The island was hoping to issue about US$ 1.5 billion in bonds by June, while nearly US$ 1 billion extra will come from a syndicated loan to be raised in late May, Ravi Karunanayake said.
Talks with the IMF to obtain the third tranche of a US$ 1.5 billion bailout were ongoing, he said, but there was no agreement yet on the conditions.
“There is no hiding the fact that there are differences (with the IMF),” the minister told reporters in Colombo.
The IMF is insisting on tax reforms and corrections in monetary policy, and has asked that Sri Lanka speed up reforms to its loss-making state enterprises.
Colombo is hopeful an agreement can be reached so the next instalment of US$ 162 million can arrive by June, roughly two months behind schedule.
“The money we get from them is not significant, but the IMF (programme) helps us demonstrate that we have managed the economy well,” Karunanayake said.
The government plans to sell off stakes in its ports, and the loss-making national airline has stalled due to opposition protests and the lack of investor interest.
“Progress on implementing structural benchmarks was somewhat uneven with some of the reforms lagging behind intended timelines,” the IMF said last month.

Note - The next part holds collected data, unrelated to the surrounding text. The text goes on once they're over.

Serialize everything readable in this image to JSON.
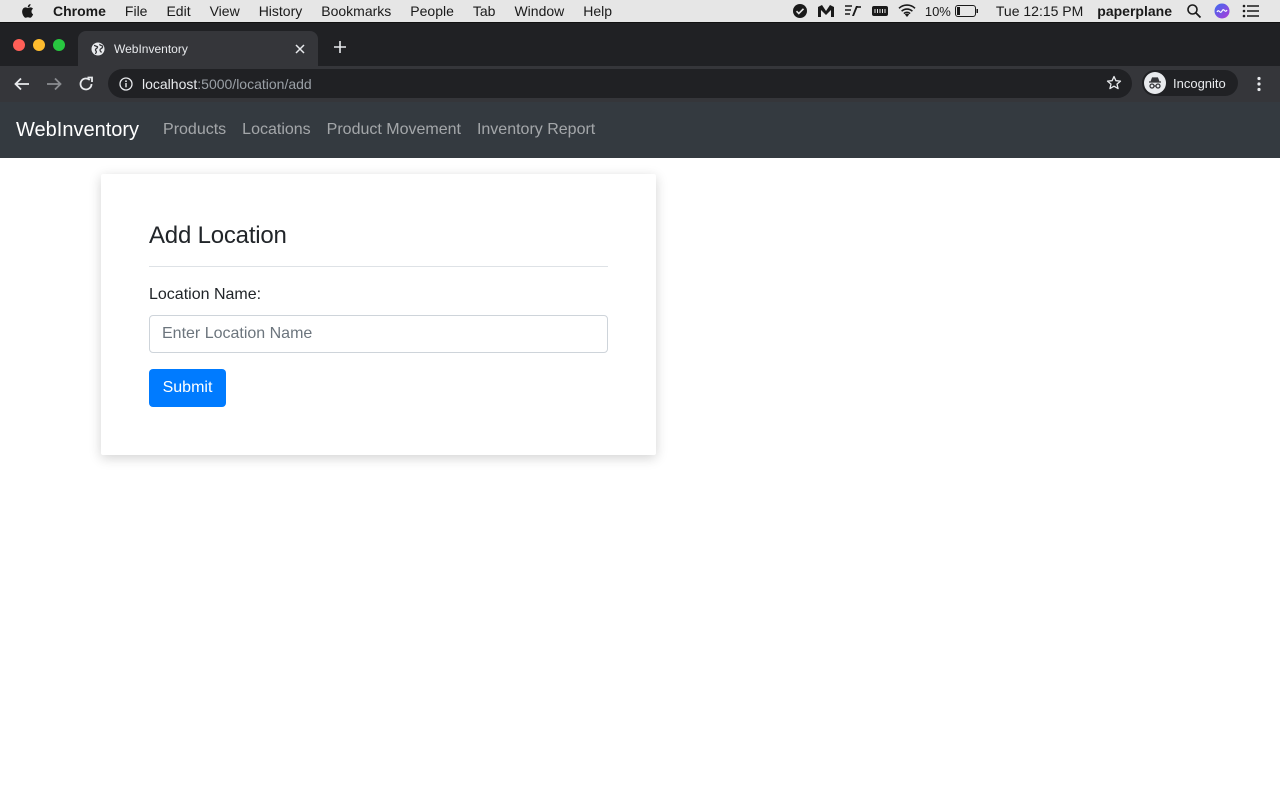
{
  "menubar": {
    "app_name": "Chrome",
    "items": [
      "File",
      "Edit",
      "View",
      "History",
      "Bookmarks",
      "People",
      "Tab",
      "Window",
      "Help"
    ],
    "battery_percent": "10%",
    "clock": "Tue 12:15 PM",
    "user": "paperplane"
  },
  "browser": {
    "tab_title": "WebInventory",
    "url_host": "localhost",
    "url_rest": ":5000/location/add",
    "profile_label": "Incognito"
  },
  "navbar": {
    "brand": "WebInventory",
    "links": [
      "Products",
      "Locations",
      "Product Movement",
      "Inventory Report"
    ]
  },
  "form": {
    "title": "Add Location",
    "field_label": "Location Name:",
    "field_value": "",
    "field_placeholder": "Enter Location Name",
    "submit_label": "Submit"
  },
  "colors": {
    "navbar_bg": "#343a40",
    "primary": "#007bff"
  }
}
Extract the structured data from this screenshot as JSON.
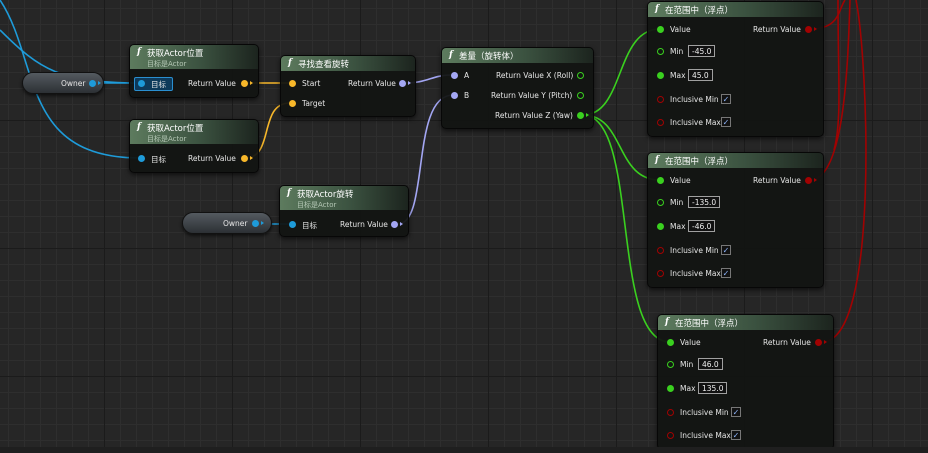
{
  "colors": {
    "object": "#1e9bd9",
    "vector": "#f7b72a",
    "rotator": "#a3a6f3",
    "float": "#3ad01f",
    "bool": "#a10202"
  },
  "vars": [
    {
      "label": "Owner"
    },
    {
      "label": "Owner"
    }
  ],
  "get_loc_1": {
    "title": "获取Actor位置",
    "sub": "目标是Actor",
    "in": "目标",
    "out": "Return Value"
  },
  "get_loc_2": {
    "title": "获取Actor位置",
    "sub": "目标是Actor",
    "in": "目标",
    "out": "Return Value"
  },
  "get_rot": {
    "title": "获取Actor旋转",
    "sub": "目标是Actor",
    "in": "目标",
    "out": "Return Value"
  },
  "find_look": {
    "title": "寻找查看旋转",
    "start": "Start",
    "target": "Target",
    "out": "Return Value"
  },
  "delta": {
    "title": "差量（旋转体）",
    "a": "A",
    "b": "B",
    "out_x": "Return Value X (Roll)",
    "out_y": "Return Value Y (Pitch)",
    "out_z": "Return Value Z (Yaw)"
  },
  "range_nodes": [
    {
      "title": "在范围中（浮点）",
      "value": "Value",
      "ret": "Return Value",
      "min_label": "Min",
      "min": "-45.0",
      "max_label": "Max",
      "max": "45.0",
      "inc_min": "Inclusive Min",
      "inc_max": "Inclusive Max",
      "inc_min_checked": true,
      "inc_max_checked": true
    },
    {
      "title": "在范围中（浮点）",
      "value": "Value",
      "ret": "Return Value",
      "min_label": "Min",
      "min": "-135.0",
      "max_label": "Max",
      "max": "-46.0",
      "inc_min": "Inclusive Min",
      "inc_max": "Inclusive Max",
      "inc_min_checked": true,
      "inc_max_checked": true
    },
    {
      "title": "在范围中（浮点）",
      "value": "Value",
      "ret": "Return Value",
      "min_label": "Min",
      "min": "46.0",
      "max_label": "Max",
      "max": "135.0",
      "inc_min": "Inclusive Min",
      "inc_max": "Inclusive Max",
      "inc_min_checked": true,
      "inc_max_checked": true
    }
  ],
  "checkmark": "✓"
}
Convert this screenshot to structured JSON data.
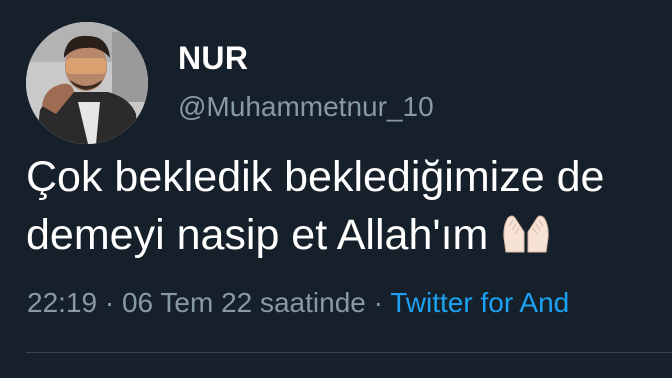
{
  "colors": {
    "background": "#15202b",
    "text_primary": "#ffffff",
    "text_secondary": "#8899a6",
    "link": "#1da1f2",
    "divider": "#38444d"
  },
  "author": {
    "display_name": "NUR",
    "handle": "@Muhammetnur_10",
    "avatar_icon": "profile-photo"
  },
  "tweet": {
    "line1": "Çok bekledik beklediğimize de",
    "line2": "demeyi nasip et  Allah'ım",
    "emoji": "folded-hands-icon"
  },
  "meta": {
    "time": "22:19",
    "separator1": " · ",
    "date": "06 Tem 22 saatinde",
    "separator2": " · ",
    "source": "Twitter for And"
  }
}
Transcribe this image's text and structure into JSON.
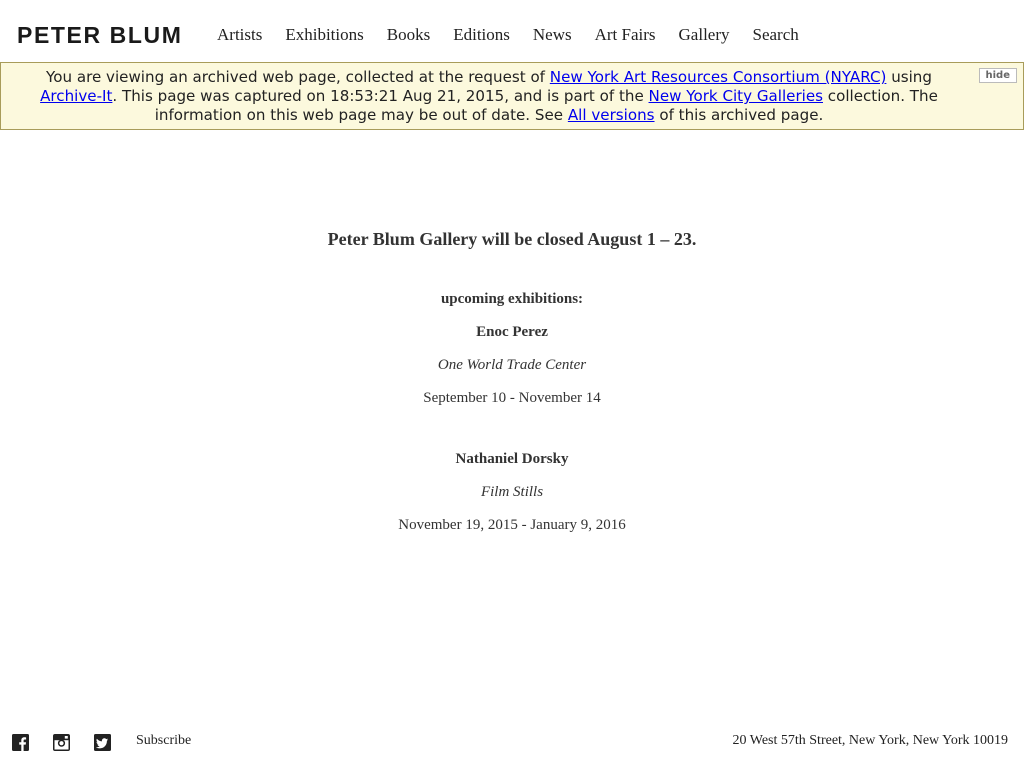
{
  "header": {
    "logo": "PETER BLUM",
    "nav": [
      "Artists",
      "Exhibitions",
      "Books",
      "Editions",
      "News",
      "Art Fairs",
      "Gallery",
      "Search"
    ]
  },
  "banner": {
    "t1": "You are viewing an archived web page, collected at the request of ",
    "link1": "New York Art Resources Consortium (NYARC)",
    "t2": " using ",
    "link2": "Archive-It",
    "t3": ". This page was captured on 18:53:21 Aug 21, 2015, and is part of the ",
    "link3": "New York City Galleries",
    "t4": " collection. The information on this web page may be out of date. See ",
    "link4": "All versions",
    "t5": " of this archived page.",
    "hide": "hide",
    "bg_color": "#fcf9dd"
  },
  "main": {
    "closed_notice": "Peter Blum Gallery will be closed August 1 – 23.",
    "upcoming_label": "upcoming exhibitions:",
    "exhibitions": [
      {
        "artist": "Enoc Perez",
        "title": "One World Trade Center",
        "dates": "September 10 - November 14"
      },
      {
        "artist": "Nathaniel Dorsky",
        "title": "Film Stills",
        "dates": "November 19, 2015 - January 9, 2016"
      }
    ]
  },
  "footer": {
    "social_icons": [
      "facebook-icon",
      "instagram-icon",
      "twitter-icon"
    ],
    "subscribe": "Subscribe",
    "address": "20 West 57th Street, New York, New York 10019"
  }
}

Official reserves – resting at US$ 6 billion at the end of last year – declined to US$ 5.11 billion at the end of March, down from US$ 5.63 billion a month earlier.
Last June, the government received the $1.5 billion bailout in seven instalments from the IMF after facing a balance of payments crisis.
Early last month, the IMF said Sri Lanka’s current account remained stable, but the financial account weakened with the resumption of capital outflows.
The IMF also warned that a prolonged drought on the island could raise food and oil imports with adverse impacts on economic growth, inflation, and the balance of payments.